The ability to directly target and inactivate cccDNA makes the use of engineered nucleases, such as TALENs, a worthy avenue to be explored as a therapeutic modality for chronic HBV infection. TALEN and Cas9 function has been shown to be limited by heterochromatin [31]; more recent data suggest that TALENs fare better than the Cas9 nuclease at navigating compact DNA [32]. This is important in HBV therapy as the cccDNA has been shown to exist in a heterochromatic state [33,34]. While TALENs are obstructed by heterochromatin, activity is not completely inhibited and the nuclease is capable of navigating within heterochromatin, more so than the Cas9 nuclease, which has to separate double stranded DNA before interrogating the target site [32]. Effective targeting of the viral DNA relies on binding of the TALENs to the target sequences, which may be disrupted by escape mutations. Analysis of HBV sequencing data identified limited variability in the target sites of the TALENs described here [22]. Furthermore, targeting multiple sites within the HBV genome simultaneously will be necessary to limit viral escape. Characterization of off-target effects and development of an efficient delivery vehicle for TALEN-expressing sequences remain crucial to the eventual clinical translation of this technology. Advances in sequencing technology have yielded a wealth of information and will play an important role in identifying off-target disruption by engineered nucleases. TALENs, in particular, face the challenge of delivering two very large transgenes to the same cell to be effective. While viral vectors have been explored extensively for this purpose, the potential for recombination of repeat sequences limits their utility. Use of in vitro-transcribed mRNA with synthetic vectors may offer advantages of safety and facile large-scale manufacturing capability. TALEN technology is well-placed to fill a significant gap in anti-HBV therapeutics.

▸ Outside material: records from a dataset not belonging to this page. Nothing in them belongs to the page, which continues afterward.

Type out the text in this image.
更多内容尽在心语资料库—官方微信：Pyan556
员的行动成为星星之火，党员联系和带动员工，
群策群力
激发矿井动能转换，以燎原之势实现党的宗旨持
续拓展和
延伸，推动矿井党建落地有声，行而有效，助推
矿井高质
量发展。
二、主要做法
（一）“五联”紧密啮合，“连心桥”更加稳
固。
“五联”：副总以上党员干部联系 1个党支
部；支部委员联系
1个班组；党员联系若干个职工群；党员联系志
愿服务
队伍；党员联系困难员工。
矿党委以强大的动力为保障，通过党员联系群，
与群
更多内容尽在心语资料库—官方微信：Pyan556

The management of HBV is plagued by poor vaccine coverage and ineffective treatment options, and as a consequence, disease burden globally, especially in resource-poor settings, remains high. Acute infections are estimated to be responsible for close to 100,000 deaths annually, but mortality from chronic hepatitis B-associated complications far exceed this number [35]. There is therefore an urgent need for curative therapies to combat chronic HBV infection. Persistence of the infection stems from the viral cccDNA, which is established as a stable episomal minichromosome during infection. Effecting a functional cure of chronic hepatitis B, involving complete suppression of cccDNA activity, is increasingly recognized as a goal capable of being achieved over that of a sterilizing cure, which necessitates the complete removal of all viral reservoirs. Engineered nucleases have the potential to directly target cccDNA and induce disruptive mutations to permanently inactivate this viral intermediate. For the eventual application of engineered nucleases in a clinical setting, undesired gene disruption at unintended target sites needs to be eliminated.